At ESADE Business School, which has campuses in Barcelona, Madrid and Buenos Aires, the one year MBA program costs 42,500 euros, which is equivalent to around $67,000. In comparison, the cost for a Wharton MBA, including tuition, fees, and living expenses, for first-year students was $71,948 for the academic year 2007 to 2008.

And taking into consideration the fact that the Wharton MBA is a two-year long program, the costs are significantly higher.

The diverse student body is another attraction of European institutions. For example, 70 percent of the students in the 18-month MBA program at the ESADE Business School are from overseas, compared to 39 percent in Wharton's MBA population.

Kimberly said that although the one-year program may be a bit more intense than the two-year one, students who have chosen to participate in the shorter program typically cope well with any additional pressure.

But despite the cost and diversity advantages, some say the prestige of American schools give them an edge.

"Recruiters still believe that European schools are lower in quality," in terms of academics compared to American business schools, first-year MBA candidate Naoko Miake said.

In addition, for students who are looking to work in the United States, schools like Wharton may be the smarter choice.

U.S. business schools that have a strong focus on American business practices as well as a strong track record on U.S.-oriented career placements are more likely to give candidates an edge when looking for jobs upon graduation.

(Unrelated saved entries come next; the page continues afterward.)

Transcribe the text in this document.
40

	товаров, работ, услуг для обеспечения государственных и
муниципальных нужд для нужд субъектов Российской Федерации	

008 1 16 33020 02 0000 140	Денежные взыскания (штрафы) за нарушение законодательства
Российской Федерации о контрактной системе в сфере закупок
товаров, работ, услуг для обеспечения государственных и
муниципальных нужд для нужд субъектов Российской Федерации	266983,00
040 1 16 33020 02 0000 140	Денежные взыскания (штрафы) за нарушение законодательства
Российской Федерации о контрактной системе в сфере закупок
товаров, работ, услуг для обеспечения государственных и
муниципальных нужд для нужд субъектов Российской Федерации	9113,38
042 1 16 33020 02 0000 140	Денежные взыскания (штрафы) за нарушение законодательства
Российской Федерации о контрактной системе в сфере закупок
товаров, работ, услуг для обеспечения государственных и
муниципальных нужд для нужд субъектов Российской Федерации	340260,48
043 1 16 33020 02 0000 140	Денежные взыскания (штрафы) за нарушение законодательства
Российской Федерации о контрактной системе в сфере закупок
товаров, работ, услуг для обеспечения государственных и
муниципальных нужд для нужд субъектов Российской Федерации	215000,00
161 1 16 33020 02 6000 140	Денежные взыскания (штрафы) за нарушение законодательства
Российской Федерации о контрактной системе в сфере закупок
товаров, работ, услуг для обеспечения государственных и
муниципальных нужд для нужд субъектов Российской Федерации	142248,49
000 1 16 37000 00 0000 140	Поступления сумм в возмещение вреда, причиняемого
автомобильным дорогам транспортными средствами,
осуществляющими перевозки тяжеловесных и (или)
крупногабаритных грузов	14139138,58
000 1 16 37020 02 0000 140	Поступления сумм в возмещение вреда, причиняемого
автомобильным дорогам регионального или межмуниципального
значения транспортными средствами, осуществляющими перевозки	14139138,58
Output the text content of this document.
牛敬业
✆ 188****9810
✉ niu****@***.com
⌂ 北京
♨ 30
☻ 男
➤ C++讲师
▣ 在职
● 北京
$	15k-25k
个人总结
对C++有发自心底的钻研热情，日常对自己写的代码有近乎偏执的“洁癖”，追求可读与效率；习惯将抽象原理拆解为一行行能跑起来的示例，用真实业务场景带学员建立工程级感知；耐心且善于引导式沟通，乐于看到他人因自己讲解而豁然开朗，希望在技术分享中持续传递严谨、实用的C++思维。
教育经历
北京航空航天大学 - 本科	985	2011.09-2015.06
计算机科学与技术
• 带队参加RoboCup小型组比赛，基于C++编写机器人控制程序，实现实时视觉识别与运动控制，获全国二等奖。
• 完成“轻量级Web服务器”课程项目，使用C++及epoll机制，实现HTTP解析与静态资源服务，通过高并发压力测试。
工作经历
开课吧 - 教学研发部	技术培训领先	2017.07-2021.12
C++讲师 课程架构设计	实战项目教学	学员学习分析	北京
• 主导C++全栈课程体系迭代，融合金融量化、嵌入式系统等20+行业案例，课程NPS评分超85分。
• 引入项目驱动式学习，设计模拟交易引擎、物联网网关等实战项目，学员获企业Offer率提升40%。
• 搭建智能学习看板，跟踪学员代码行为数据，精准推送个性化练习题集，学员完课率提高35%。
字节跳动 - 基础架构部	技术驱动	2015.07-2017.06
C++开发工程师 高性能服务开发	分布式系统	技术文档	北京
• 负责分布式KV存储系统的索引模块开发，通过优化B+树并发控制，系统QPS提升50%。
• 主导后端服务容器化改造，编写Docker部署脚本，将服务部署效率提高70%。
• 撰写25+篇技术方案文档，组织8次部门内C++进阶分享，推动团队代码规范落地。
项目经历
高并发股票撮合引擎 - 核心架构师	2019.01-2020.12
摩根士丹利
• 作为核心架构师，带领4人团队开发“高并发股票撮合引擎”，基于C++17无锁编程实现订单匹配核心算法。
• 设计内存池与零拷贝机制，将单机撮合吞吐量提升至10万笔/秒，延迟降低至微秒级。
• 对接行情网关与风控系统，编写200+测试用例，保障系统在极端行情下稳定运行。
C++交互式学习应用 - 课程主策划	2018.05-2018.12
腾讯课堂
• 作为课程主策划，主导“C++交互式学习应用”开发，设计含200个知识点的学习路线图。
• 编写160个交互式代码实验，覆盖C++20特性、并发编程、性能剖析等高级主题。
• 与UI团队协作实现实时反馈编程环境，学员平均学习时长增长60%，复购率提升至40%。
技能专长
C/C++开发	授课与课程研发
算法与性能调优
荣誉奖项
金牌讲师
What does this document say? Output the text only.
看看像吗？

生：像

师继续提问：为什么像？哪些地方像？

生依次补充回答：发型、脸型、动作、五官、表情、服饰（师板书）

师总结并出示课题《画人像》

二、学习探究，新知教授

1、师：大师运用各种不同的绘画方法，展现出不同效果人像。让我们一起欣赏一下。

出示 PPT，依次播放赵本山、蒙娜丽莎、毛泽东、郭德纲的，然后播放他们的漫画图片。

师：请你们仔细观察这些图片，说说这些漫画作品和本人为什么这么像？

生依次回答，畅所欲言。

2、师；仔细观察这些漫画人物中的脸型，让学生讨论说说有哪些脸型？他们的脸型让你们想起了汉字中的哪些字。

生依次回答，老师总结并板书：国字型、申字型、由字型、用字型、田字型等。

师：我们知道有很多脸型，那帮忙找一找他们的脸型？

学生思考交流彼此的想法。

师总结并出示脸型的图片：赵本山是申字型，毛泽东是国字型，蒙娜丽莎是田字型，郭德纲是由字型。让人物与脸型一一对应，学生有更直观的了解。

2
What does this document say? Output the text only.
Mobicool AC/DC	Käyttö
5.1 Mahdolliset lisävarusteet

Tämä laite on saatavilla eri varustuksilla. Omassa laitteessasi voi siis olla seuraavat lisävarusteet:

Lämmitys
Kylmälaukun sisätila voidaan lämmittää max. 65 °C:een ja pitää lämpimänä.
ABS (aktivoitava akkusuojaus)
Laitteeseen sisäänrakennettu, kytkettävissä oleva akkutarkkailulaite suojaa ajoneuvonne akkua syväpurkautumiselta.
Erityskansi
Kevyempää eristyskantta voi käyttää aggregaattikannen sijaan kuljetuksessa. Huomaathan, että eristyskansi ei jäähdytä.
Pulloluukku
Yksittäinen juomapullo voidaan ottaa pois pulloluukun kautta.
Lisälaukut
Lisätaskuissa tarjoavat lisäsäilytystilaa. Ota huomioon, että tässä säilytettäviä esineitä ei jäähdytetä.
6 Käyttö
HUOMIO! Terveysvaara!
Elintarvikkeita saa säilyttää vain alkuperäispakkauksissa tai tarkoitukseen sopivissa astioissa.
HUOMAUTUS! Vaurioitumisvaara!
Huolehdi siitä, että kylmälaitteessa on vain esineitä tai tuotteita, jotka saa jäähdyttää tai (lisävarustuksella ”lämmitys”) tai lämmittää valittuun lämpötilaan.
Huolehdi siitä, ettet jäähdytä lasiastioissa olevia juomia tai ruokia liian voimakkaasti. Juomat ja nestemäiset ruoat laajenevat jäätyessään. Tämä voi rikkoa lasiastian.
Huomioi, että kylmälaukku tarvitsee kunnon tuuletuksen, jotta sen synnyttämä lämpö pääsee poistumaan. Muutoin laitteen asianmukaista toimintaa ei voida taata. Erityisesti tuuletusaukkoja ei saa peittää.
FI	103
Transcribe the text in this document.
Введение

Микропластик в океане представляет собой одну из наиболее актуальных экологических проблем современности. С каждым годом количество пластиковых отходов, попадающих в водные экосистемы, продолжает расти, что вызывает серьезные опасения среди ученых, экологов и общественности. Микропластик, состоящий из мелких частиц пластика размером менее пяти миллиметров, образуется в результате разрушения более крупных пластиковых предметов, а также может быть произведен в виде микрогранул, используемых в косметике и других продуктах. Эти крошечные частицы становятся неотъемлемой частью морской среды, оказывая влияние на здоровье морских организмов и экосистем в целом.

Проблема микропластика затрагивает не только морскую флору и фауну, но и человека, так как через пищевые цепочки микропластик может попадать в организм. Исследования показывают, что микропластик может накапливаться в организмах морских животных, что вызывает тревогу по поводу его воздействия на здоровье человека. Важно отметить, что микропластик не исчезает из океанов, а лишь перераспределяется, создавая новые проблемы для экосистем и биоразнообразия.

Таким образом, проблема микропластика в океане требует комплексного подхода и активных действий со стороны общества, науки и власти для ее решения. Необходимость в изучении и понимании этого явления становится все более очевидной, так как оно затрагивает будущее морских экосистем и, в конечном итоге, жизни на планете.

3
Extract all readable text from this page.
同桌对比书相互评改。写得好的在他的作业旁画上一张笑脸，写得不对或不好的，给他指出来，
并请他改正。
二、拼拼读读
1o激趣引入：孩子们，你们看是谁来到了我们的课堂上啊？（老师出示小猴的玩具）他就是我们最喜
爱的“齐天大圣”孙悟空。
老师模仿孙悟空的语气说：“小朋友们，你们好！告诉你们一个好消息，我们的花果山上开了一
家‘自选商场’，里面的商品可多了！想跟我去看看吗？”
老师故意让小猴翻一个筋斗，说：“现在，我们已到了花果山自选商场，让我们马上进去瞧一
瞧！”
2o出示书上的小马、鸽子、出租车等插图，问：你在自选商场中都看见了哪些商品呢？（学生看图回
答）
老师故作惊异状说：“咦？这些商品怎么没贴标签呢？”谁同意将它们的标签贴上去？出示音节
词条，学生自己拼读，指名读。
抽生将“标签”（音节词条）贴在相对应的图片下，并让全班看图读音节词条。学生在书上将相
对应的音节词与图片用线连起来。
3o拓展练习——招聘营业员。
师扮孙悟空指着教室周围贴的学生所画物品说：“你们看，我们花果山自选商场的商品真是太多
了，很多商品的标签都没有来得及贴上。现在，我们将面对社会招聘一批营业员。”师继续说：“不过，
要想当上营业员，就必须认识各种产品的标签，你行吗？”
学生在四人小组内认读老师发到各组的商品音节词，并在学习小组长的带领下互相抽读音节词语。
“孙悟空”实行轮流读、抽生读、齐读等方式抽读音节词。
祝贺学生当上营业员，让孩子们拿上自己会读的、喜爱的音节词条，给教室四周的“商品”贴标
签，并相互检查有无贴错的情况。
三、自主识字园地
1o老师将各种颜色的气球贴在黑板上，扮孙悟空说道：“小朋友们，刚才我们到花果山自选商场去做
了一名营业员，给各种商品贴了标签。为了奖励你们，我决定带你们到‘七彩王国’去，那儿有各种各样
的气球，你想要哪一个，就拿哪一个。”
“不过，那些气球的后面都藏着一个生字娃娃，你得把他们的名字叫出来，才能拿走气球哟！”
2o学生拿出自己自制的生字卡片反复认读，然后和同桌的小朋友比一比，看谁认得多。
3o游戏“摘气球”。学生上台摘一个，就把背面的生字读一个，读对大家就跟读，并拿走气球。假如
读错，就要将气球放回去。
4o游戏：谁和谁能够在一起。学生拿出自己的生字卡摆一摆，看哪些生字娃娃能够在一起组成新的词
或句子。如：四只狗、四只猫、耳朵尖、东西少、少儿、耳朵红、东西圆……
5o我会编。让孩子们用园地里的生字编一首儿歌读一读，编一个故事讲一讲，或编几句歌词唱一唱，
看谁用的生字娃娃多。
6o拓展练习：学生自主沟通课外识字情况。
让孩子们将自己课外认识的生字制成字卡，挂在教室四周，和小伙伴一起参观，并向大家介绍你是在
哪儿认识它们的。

American business school may offer the more relevant curriculum "for students who don't necessarily have global ambitions," Kimberly said.

Wharton sophomore Soo Jin Koh, who is considering pursuing an MBA, said she would choose an American business school because the education would be more applicable to a U.S. job market.

The name value of a school like Wharton or Harvard Business School - which most European schools still lack - is another important aspect for her.